Nächtliches Schwitzen in der Schwangerschaft

Einleitung

Egal ob eine Familiengründung bereits lange geplant war oder ob sich der Nachwuchs ganz überraschend und ungeplant ankündigt - gerade zu Beginn einer so weitreichenden persönlichen Veränderung sind sich viele Frauen unsicher, ob sie wirklich schwanger sind und Mutter werden oder nicht. Einige körperliche Zeichen – wie beispielsweise ein starkes Wärmegefühl oder vermehrtes Schwitzen - können neben anderen körperlichen Veränderungen während einer Schwangerschaft auftreten. Diese machen sich häufig sogar früher bemerkbar als eine Bestätigung durch einen Arzt. Viele Frauen berichten zu Beginn ihrer Schwangerschaft über ein angenehmes Wärmegefühl, das sich vor allem an Körperstellen die sonst eher frieren (bspw.
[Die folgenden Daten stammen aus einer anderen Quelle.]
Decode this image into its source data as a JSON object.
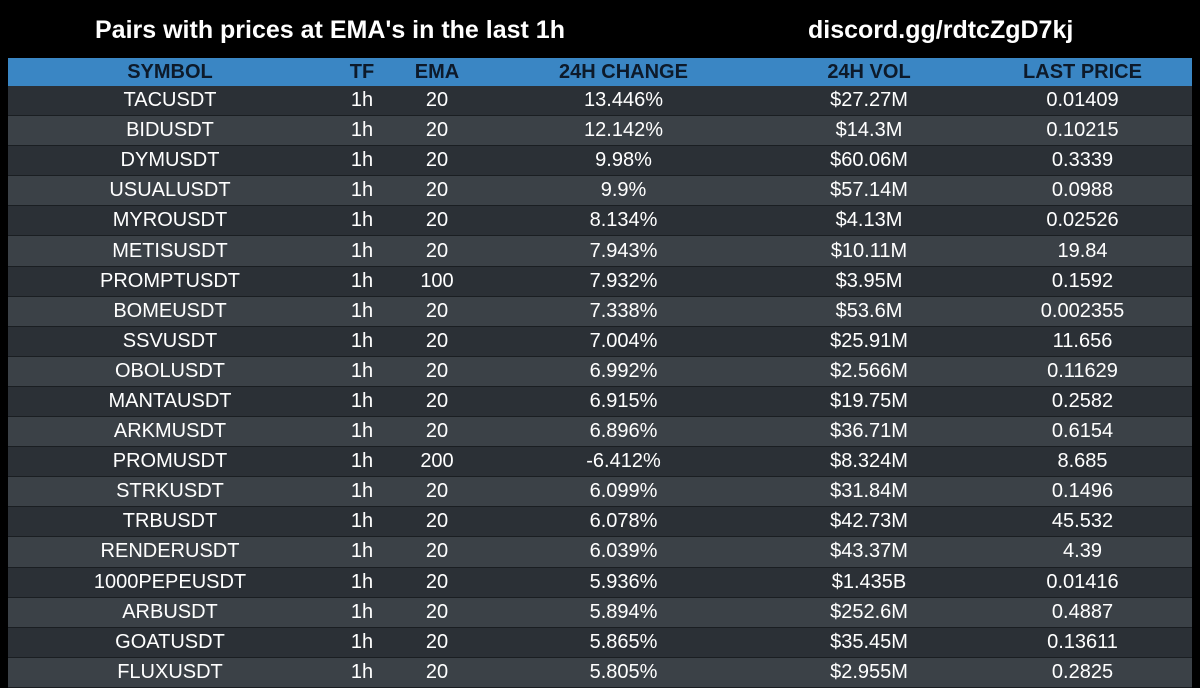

Hände, Füße) bemerkbar macht. Im weiteren Verlauf kommt es dann aber vermehrt zu Hitzewallungen und nächtlichem Schwitzen. Als Schwangere nachts zu schwitzen ist also zunächst nichts Ungewöhnliches. Das vermehrte Schwitzen nachts ist Ausdruck der hormonellen Umstellung während der Schwangerschaft. Aus diesem Grund ist in der Regel keine Therapie nötig, da dieser Zustand meist durch die neuen hormonellen Schwankungen bedingt ist.

Ursache

Die Ursache des Schwitzens in der Nacht liegt in der enormen hormonellen Umstellung, die Frauen, wenn sie schwanger sind, erfahren. Die Plazenta sorgt über Hormone, die sie produziert, für eine dauerhaft leicht erhöhte Körpertemperatur und eine verstärkte Durchblutung des gesamten mütterlichen Körpers, um auch das ungeborene Kind gut versorgen zu können. Mit einer erhöhten Durchblutung des gesamten Körpers und somit natürlich auch der Haut kommt es zu einem subjektiv empfundenen Wärmegefühl, auf das der Körper der Schwangeren mit Schweißproduktion reagiert. Besonders stark machen sich diese Umstellungen im zweiten und dritten Drittel der Schwangerschaft bemerkbar, weswegen zu diesem Zeitpunkt das Schwitzen unter Umständen stärker werden kann.


Therapie

Im Normalfall ist vermehrtes Schwitzen in der Nacht während einer Schwangerschaft lediglich Ausdruck der stattfindenden Veränderungen und bedürfen keiner Behandlung oder Therapie. In einigen Fällen können manche Schwangerschaftsanzeichen allerdings für die werdende Mutter unangenehm bis störend erscheinen. In diesen Fällen hilft häufig bereits das Wissen über die „Normalität“ dieser Vorgänge und die Versicherung, dass nächtliches Schwitzen und Hitzewallungen nach der Geburt des Kindes oder spätestens nach abgeschlossener Stillphase wieder verschwinden werden. Häufig werden vorherrschende Symptome dann nicht mehr als ganz so unangenehm wahrgenommen. Zudem bietet sich ein Beratungsgespräch über verstärkende Faktoren des Schwitzens an, die dann nach Möglichkeit vermieden werden sollten. Eine tatsächliche und ursächliche Therapie bei Schwitzen in der Schwangerschaft kann den Patientinnen leider nicht angeboten werden.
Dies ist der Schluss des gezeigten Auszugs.